9yo Suziq Wants — Original & Original

And here is the truest thing: Suziq also wants to be nine forever. She has heard tenth birthdays come with harder math and softer hugs. So she hoards the small joys—mud puddles, frozen juice pops, the smell of rain on hot pavement—like a squirrel storing light for a long winter.

But a treehouse is only the beginning. Suziq also wants a pair of roller skates that light up when she spins. She wants her big brother to stop calling her "little mosquito" in front his friends. She wants to understand why adults whisper the word money like it’s a sick bird they’re afraid to hold. 9yo suziq wants

More quietly—in the half-dark just before sleep—Suziq wants her parents to stop looking at their phones during dinner. She wants her mother to laugh the way she used to, with her whole face crumpled like a happy raisin. She wants to stay up past nine o’clock just once, not to watch cartoons, but to sit on the porch and hear the night turn from frog-song to silence. And here is the truest thing: Suziq also

At nine years old, Suziq wants a treehouse.
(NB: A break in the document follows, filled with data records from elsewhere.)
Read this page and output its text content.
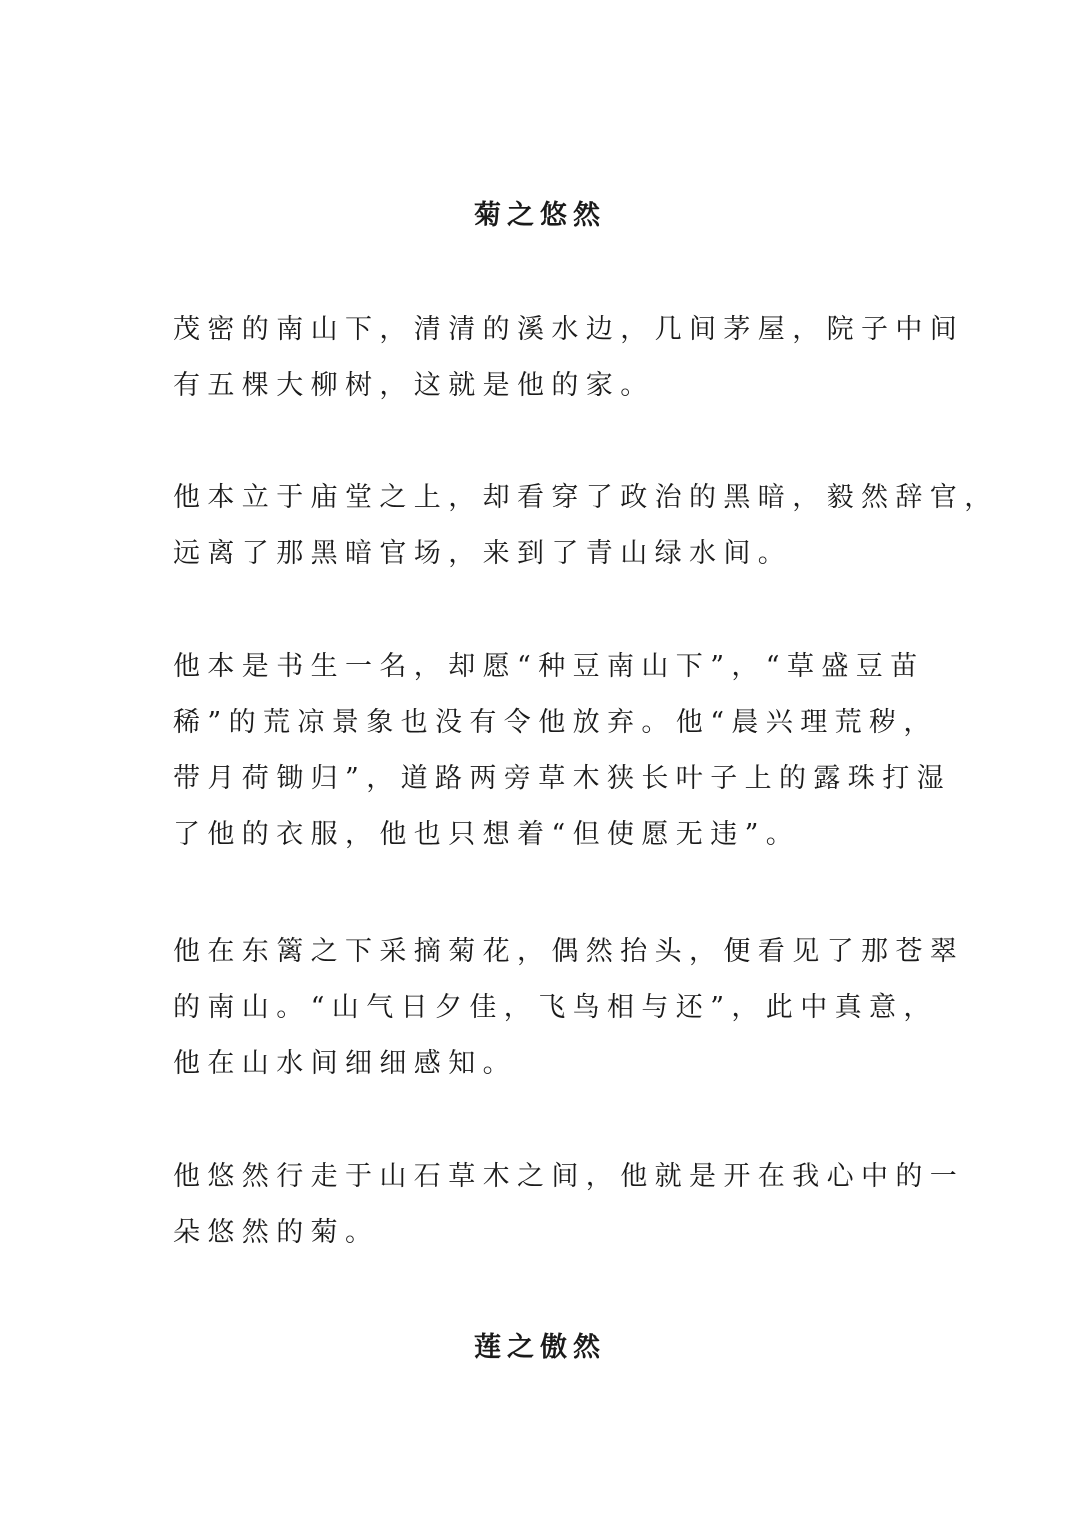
菊之悠然
茂密的南山下，清清的溪水边，几间茅屋，院子中间
有五棵大柳树，这就是他的家。
他本立于庙堂之上，却看穿了政治的黑暗，毅然辞官，
远离了那黑暗官场，来到了青山绿水间。
他本是书生一名，却愿“种豆南山下”，“草盛豆苗
稀”的荒凉景象也没有令他放弃。他“晨兴理荒秽，
带月荷锄归”，道路两旁草木狭长叶子上的露珠打湿
了他的衣服，他也只想着“但使愿无违”。
他在东篱之下采摘菊花，偶然抬头，便看见了那苍翠
的南山。“山气日夕佳，飞鸟相与还”，此中真意，
他在山水间细细感知。
他悠然行走于山石草木之间，他就是开在我心中的一
朵悠然的菊。
莲之傲然
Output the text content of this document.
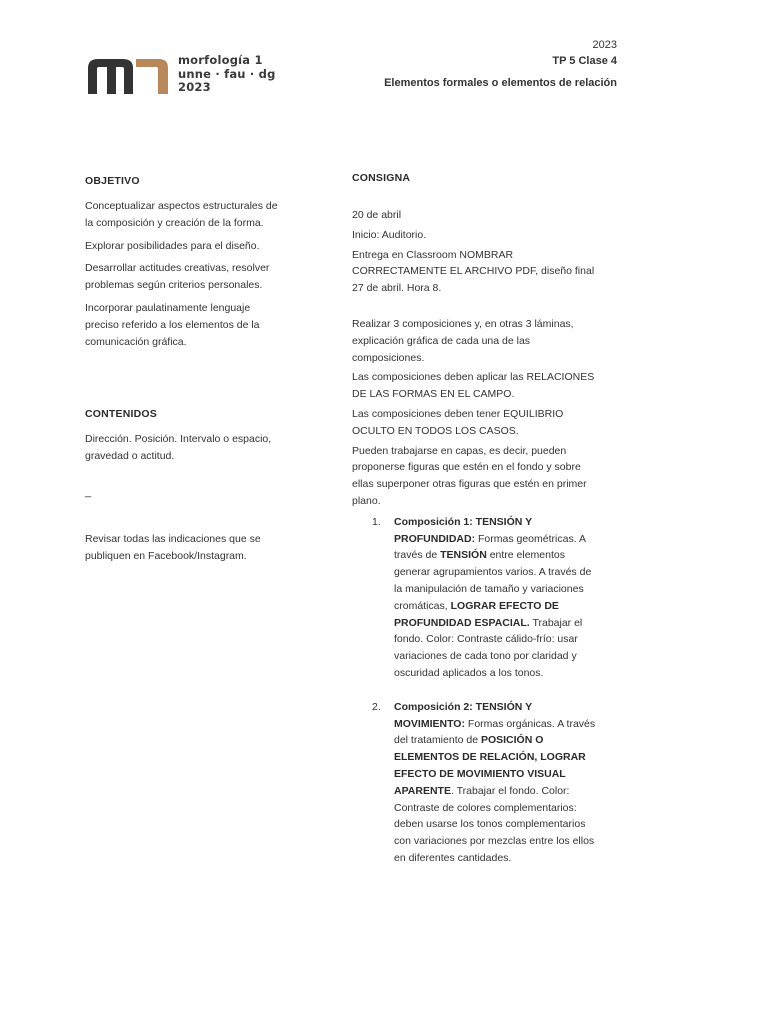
morfología 1
unne · fau · dg
2023
2023
TP 5 Clase 4
Elementos formales o elementos de relación
OBJETIVO

Conceptualizar aspectos estructurales de la composición y creación de la forma.

Explorar posibilidades para el diseño.

Desarrollar actitudes creativas, resolver problemas según criterios personales.

Incorporar paulatinamente lenguaje preciso referido a los elementos de la comunicación gráfica.

CONTENIDOS

Dirección. Posición. Intervalo o espacio, gravedad o actitud.

_

Revisar todas las indicaciones que se publiquen en Facebook/Instagram.

CONSIGNA

20 de abril

Inicio: Auditorio.

Entrega en Classroom NOMBRAR CORRECTAMENTE EL ARCHIVO PDF, diseño final 27 de abril. Hora 8.

Realizar 3 composiciones y, en otras 3 láminas, explicación gráfica de cada una de las composiciones.

Las composiciones deben aplicar las RELACIONES DE LAS FORMAS EN EL CAMPO.

Las composiciones deben tener EQUILIBRIO OCULTO EN TODOS LOS CASOS.

Pueden trabajarse en capas, es decir, pueden proponerse figuras que estén en el fondo y sobre ellas superponer otras figuras que estén en primer plano.

1. Composición 1: TENSIÓN Y PROFUNDIDAD: Formas geométricas. A través de TENSIÓN entre elementos generar agrupamientos varios. A través de la manipulación de tamaño y variaciones cromáticas, LOGRAR EFECTO DE PROFUNDIDAD ESPACIAL. Trabajar el fondo. Color: Contraste cálido-frío: usar variaciones de cada tono por claridad y oscuridad aplicados a los tonos.
2. Composición 2: TENSIÓN Y MOVIMIENTO: Formas orgánicas. A través del tratamiento de POSICIÓN O ELEMENTOS DE RELACIÓN, LOGRAR EFECTO DE MOVIMIENTO VISUAL APARENTE. Trabajar el fondo. Color: Contraste de colores complementarios: deben usarse los tonos complementarios con variaciones por mezclas entre los ellos en diferentes cantidades.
Not the prefabricated plastic kind found in catalogues, but a real one—a crooked, nail-bare, secret-smelling fortress built into the arms of the old mango tree at the edge of her grandmother’s field. She has drawn its blueprints on the backs of school worksheets: a rope ladder that tickles your feet, a tin roof that sings in the rain, and one small window facing exactly east so the morning sun can wake her up for no reason at all. But a treehouse is only the beginning

What nine-year-old Suziq wants, in the end, is not so different from what all of us want: a place to belong, someone to notice, and the freedom to grow without being rushed. Her list is part fantasy, part plea, and entirely honest. And if you listen closely, you might hear your own nine-year-old self whispering somewhere in the margins—still wanting, still hoping, still building that treehouse in the sky.

She wants to be fast enough to beat Adam in the hundred-meter sprint. She wants the stray cat with the torn ear to finally let her touch its fur. She wants her drawing of a dragon-horse hybrid to be pinned on the classroom wall, not just because the teacher feels sorry for her, but because it is genuinely, strangely beautiful.